What is the problem that is being solved?

Most ML frameworks, such as TF, support model training, but don’t have a core policy for model serving i.e. deploying a model to make real world predictions. A system is needed to interpose between applications and ML frameworks, which can select and serve the best models produced by an ML framework and specifically tailor it for the application in question. This serving system, used for inference, must be latency sensitive to fit user needs and must scale to match application load.

What are the key results?

The authors present Clipper, a low latency online prediction serving system which acts as a serving layer between ML frameworks and end user applications. The main goals of Clipper are low latency, high throughput, and improved accuracy.

To accomplish these goals, Clipper employs a layered architecture:

  1. model abstraction - abstracts models behind a common API so applications don’t have to worry about model specifics
  2. model selection - select and combine predictions across models

At a high level, applications send prediction requests to Clipper through the model selection layer.
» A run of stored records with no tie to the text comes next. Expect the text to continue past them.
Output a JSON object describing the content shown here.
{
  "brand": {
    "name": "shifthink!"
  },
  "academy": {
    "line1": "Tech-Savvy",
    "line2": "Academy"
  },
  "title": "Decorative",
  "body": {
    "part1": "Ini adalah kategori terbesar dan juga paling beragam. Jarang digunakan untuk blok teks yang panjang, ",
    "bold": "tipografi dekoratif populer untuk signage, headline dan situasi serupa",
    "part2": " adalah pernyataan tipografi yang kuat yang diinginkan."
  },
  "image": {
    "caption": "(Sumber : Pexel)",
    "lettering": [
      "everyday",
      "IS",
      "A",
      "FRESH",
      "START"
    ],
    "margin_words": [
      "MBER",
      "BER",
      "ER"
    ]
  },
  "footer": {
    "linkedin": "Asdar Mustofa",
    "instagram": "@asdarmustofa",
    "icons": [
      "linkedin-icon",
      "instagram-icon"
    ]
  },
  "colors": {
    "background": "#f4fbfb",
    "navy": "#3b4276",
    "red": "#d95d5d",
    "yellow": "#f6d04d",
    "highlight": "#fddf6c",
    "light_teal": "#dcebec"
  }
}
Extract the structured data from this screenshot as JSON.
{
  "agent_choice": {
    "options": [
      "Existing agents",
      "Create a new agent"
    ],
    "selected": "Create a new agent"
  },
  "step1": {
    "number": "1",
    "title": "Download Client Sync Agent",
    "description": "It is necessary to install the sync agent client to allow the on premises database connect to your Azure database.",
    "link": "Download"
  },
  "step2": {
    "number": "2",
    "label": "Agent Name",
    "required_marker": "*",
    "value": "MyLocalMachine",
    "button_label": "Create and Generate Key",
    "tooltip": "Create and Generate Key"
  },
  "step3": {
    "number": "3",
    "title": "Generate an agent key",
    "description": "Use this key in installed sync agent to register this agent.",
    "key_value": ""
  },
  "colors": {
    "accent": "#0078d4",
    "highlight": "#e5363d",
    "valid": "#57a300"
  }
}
This layer then send requests to be batched at the model abstraction layer. Once a batch has accumulated, it is sent to the model for prediction. Upon prediction completion of a batch, the model abstraction layer sends these back to the model selection layer to serve to the client based on specific policies. Furthermore, prediction feedback is also sent back to the model selection layer to improve further prediction.

At the model abstraction layer, a prediction cache is used to serve common queries for models. It also employs an adaptive batching mechanism to maximize throughput while still hitting latency targets through an AIMD (think TCP) mechanism. Essentially, queries to models are batched as much as possible as long as the latency is under the target.

At the model selection layer, Clipper employs two main approaches to serving predictions. One is the selection based approach, where a single model with the greatest weight is chosen, it’s prediction used, then its weight adjusted based on loss feedback. This is computationally cheap since only one model has to be evaluated. The second is an ensemble approach where all models are asked for predictions and their (linear) weights adjusted based on loss feedback. This performs a bit better but is computationally expensive.

What are some of the limitations and how might this work be improved?

It would be useful if Clipper also provided some means for updating the underlying models used to predictions i.e. we could deploy new models when they become available and decomission old ones, or even better, keep around the best model version only. Since deployment is difficult or not really a part of Clipper right now, it becomes difficult to use as a dynamic system.

How might this work have long term impact?

As mentioned above, if there was a nice integration which was able to deploy and compare new versions of models dynamically on Clipper, this would serve as a robust way to do model deployment and serving. However, it remains to be seen whether more tightly integrated training and serving systems will be preferred over the multi-model paradigm by Clipper. I’m guessing Clipper will succeed as long as it provides clean integrations with existing frameworks and is easy to use for application developers.